Iraq–Somalia relations refer to foreign relations between Iraq and Somalia. Both nations are Arab League & Organisation of Islamic Cooperation members and maintain relations.

== History ==
Diplomatic relations between Iraq and Somalia was established on 17 October 1966. Like other neighbouring nations, both nations underwent socialist military coups in the late 1960s, Iraq's 17 July Revolution in 1968 and Somalia's 1969 coup d'état. This provided Ba'athist Iraq and the Somali Democratic Republic opportunities to collaborate in technical, military and economic affairs. Up until the collapse of their respective governments, Iraq and Somalia maintained a special relationship. In Somalia, there are numerous towns and villages named after things and places from Iraq, i.e.

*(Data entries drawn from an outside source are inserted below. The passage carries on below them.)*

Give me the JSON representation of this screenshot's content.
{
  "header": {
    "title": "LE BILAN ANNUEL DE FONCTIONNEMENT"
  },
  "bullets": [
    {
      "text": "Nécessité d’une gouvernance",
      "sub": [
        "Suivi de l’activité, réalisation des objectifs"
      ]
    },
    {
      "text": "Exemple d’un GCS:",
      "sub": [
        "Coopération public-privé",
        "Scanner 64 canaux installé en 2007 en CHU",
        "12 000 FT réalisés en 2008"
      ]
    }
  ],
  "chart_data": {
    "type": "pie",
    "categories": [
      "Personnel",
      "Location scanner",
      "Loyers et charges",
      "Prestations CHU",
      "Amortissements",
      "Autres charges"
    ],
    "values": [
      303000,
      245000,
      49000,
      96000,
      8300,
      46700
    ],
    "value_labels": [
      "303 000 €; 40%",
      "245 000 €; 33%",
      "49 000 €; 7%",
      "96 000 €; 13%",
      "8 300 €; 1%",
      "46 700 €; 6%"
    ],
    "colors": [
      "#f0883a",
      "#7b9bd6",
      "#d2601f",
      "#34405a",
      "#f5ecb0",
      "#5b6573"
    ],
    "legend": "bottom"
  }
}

Baqdaad, Middle Shabelle.

Iraq was one of Somalia's top trading partners and Iraq invested and constructed energy infrastructure within Somalia. Iraq also provided scholarships for Somali students to study at Iraqi universities as it did for other Arab states. Somalia would also sell armaments & components to Iraq to bolster Iraq's domestic military industry. Additionally, Somalia is heavily suspected to be a major source of fissile material in Iraqi attempts to construct a nuclear weapon. In fact, despite not having a functioning government at the time, the United States Intelligence Community's National Intelligence Estimate of 2002 stated that Somalia was one of the suspected nations to be a source of yellowcake uranium.

In 1973, Somalia strongly supported the Arab coalition of the Yom Kippur War in which Iraq was a major participant.

In 1977, the Ogaden War broke out, Iraq was staunchly pro-Somalia, sending infantry, military intelligence officers and even sent the expeditionary No. 11 Squadron, Iraqi Air Force led by then-Colonel Hakam Hassan in support of the Somali Air Force. Furthermore, Iraq refused to let Soviet Air Force fighters to refuel in Iraq and not allow them to use Iraqi airspace for the Soviet intervention in the war. Iraq's friction with the Soviet Union surrounding other issues allowed Iraq to grow closer to Somalia.

In 1980, Iraq invaded Iran and the subsequent Iran–Iraq War occurs, with Iranian attacks on Iraqi oil installations throughout the 1980s, Iraq is unable to provide Somalia with investments and with Somalia's then tense relationships with both the United States and Soviet Union, Somalia enters a period of sharp decline.

Somalia was strongly and deeply against the 2003 invasion and subsequent Iraq War. Notably, there were major anti-war protests in Mogadishu in support of Iraq.

== Diplomatic missions ==
Somalia has an embassy in Baghdad, and Iraq is slated to reopen its embassy in Mogadishu. The current Somali ambassador to Iraq is Dr. Liban Sheikh Mahmood and Iraq currently maintains a non-resident embassy in Nairobi.